Lee Mullican (1919–1998) was an American painter whose works synthesized European Surrealism and American abstraction. He moved to San Francisco after WWII in 1947. Mullican’s experience as a topographer during the war instilled in him an admiration for the abstract patterns inherent in natural forms. In his paintings, he opted for clashing yet complementary colors, building images that were both serene and stimulating. His paintings are abstract and have a linear quality to them.During the 1950s, Mullican refined his signature use of the printer's knife to create his luminous and transcendental imagery. The artist’s style became more meditative and focused on the landscape. Mullican, along with Wolfgang Paalen and Gordon Onslow Ford, were known collectively as “the Dynaton.” This group of artists, named after the Greek word for “the possible,” acted as a bridge between the European Surrealist and American Abstract Expressionist schools. Disbanding shortly after their historic exhibition in 1951 at the San Francisco Museum of Modern Art, the Dynaton explored the subconscious mind, mysticism, automatism, and the influences of ancient cultures. Mullican remained true to these ideas, and went on to develop his own highly personal imagery, exploring the concept of awareness characterized by the meditative self, surrounded by the energy of the landscape and the cosmos. 

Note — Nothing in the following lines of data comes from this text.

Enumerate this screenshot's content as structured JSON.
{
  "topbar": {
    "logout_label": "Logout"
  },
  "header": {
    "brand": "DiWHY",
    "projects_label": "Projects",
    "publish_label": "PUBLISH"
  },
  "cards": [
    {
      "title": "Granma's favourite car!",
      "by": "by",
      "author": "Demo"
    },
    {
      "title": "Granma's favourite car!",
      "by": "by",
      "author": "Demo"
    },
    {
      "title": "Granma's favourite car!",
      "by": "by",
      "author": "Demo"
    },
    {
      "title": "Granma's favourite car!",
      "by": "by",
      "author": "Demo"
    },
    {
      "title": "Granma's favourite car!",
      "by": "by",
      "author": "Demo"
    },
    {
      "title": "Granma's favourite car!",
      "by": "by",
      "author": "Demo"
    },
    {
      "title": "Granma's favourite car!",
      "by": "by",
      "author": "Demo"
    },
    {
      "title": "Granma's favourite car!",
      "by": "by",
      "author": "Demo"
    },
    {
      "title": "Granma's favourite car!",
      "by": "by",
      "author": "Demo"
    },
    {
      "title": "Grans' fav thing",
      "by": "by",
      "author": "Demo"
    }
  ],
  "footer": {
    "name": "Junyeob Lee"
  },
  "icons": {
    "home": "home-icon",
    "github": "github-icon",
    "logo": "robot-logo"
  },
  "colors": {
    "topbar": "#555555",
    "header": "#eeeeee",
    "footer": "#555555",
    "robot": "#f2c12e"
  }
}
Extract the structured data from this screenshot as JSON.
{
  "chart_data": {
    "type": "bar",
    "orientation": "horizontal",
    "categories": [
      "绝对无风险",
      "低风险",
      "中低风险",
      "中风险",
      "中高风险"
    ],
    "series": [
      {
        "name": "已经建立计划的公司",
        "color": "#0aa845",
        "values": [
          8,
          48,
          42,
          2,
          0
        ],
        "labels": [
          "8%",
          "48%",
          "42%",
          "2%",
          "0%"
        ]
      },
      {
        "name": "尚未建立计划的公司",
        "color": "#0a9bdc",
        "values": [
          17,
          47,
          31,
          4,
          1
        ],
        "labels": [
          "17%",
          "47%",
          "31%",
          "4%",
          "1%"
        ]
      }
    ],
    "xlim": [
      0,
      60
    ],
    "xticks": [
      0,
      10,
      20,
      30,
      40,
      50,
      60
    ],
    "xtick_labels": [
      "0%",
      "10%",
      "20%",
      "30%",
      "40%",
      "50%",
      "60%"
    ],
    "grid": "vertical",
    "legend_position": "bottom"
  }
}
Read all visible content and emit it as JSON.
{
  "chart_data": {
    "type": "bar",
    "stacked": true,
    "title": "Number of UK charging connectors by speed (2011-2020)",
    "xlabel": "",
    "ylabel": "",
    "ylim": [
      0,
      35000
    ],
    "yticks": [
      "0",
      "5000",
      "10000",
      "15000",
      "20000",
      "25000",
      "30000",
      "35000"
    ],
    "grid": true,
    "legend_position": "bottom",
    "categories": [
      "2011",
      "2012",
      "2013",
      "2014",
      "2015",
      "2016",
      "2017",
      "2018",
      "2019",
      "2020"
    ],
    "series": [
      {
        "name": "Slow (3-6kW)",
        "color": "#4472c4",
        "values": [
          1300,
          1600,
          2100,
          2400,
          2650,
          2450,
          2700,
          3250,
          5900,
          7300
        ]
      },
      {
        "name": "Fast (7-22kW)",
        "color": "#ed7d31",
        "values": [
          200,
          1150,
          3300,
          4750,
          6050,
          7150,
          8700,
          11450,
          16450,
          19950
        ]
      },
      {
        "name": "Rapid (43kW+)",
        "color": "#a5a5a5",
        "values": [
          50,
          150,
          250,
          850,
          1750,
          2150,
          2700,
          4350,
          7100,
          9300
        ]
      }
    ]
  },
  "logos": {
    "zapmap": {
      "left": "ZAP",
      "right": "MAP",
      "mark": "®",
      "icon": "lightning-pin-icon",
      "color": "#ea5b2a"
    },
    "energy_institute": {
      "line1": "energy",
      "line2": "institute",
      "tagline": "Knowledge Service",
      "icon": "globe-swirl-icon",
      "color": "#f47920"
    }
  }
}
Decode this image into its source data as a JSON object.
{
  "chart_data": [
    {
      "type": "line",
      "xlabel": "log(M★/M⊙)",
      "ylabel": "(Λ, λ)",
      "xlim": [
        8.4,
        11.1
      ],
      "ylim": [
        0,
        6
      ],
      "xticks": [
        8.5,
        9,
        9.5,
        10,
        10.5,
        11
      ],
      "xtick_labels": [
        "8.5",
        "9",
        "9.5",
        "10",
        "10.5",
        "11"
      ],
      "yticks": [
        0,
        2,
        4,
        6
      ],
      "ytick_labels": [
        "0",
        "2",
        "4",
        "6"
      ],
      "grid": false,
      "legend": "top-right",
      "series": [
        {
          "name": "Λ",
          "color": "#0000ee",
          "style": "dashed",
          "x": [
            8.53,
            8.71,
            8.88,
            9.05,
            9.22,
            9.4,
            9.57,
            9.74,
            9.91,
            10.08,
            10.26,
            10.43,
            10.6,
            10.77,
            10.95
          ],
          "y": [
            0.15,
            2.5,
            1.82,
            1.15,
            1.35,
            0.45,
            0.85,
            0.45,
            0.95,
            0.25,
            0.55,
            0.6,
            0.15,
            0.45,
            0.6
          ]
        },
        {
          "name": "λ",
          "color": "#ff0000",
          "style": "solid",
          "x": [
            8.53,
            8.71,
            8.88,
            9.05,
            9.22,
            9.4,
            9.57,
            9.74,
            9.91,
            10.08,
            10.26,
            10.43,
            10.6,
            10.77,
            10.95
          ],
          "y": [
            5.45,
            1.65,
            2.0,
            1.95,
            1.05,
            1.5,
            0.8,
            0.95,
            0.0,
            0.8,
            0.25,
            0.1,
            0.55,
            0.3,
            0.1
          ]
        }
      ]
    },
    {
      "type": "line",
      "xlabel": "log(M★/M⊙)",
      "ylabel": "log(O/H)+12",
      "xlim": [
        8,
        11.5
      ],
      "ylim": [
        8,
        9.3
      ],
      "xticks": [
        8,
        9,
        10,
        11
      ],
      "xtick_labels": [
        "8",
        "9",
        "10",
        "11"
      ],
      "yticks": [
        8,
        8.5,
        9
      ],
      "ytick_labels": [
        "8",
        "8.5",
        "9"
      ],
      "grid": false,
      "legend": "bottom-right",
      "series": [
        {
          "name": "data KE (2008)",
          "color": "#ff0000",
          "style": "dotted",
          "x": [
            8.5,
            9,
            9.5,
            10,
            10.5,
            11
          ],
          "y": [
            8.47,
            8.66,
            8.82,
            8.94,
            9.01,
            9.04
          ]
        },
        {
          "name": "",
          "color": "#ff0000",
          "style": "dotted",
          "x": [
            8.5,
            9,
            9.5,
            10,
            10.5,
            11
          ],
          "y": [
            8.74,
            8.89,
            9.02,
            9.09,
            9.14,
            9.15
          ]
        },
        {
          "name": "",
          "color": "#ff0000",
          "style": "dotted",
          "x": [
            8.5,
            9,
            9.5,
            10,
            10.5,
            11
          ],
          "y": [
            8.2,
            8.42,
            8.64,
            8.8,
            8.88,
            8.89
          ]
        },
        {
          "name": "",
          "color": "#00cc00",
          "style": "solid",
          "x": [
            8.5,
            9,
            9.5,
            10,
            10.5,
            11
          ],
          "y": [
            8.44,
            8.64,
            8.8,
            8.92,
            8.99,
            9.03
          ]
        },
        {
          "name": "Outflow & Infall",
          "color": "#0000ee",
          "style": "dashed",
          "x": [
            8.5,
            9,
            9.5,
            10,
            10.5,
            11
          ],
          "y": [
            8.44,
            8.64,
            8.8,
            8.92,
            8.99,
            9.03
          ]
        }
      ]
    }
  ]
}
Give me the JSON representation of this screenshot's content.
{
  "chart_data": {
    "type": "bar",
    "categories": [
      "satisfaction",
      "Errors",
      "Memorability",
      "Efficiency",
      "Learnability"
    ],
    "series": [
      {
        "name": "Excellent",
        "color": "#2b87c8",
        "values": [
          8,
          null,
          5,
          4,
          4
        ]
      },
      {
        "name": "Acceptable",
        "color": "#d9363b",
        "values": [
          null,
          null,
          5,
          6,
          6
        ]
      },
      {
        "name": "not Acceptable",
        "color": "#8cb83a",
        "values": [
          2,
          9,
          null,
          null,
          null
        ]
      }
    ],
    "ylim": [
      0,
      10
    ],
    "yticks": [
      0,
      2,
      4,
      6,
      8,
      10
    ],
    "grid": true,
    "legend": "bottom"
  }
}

Mullican was a member of the UCLA School of the Arts and Architecture faculty from 1962 to 1990. In 2005, Los Angeles County Museum of Art organized a retrospective of fifty years of the artist’s work. Mullican’s works are included in the permanent collections of the Museum of Modern Art, New York, the San Francisco Museum of Art, the Metropolitan Museum of Art, the Whitney Museum of American Art, the Museum of Contemporary Art, Los Angeles, the Los Angeles County Museum of Art and the Whitney Museum of Modern Art, among others.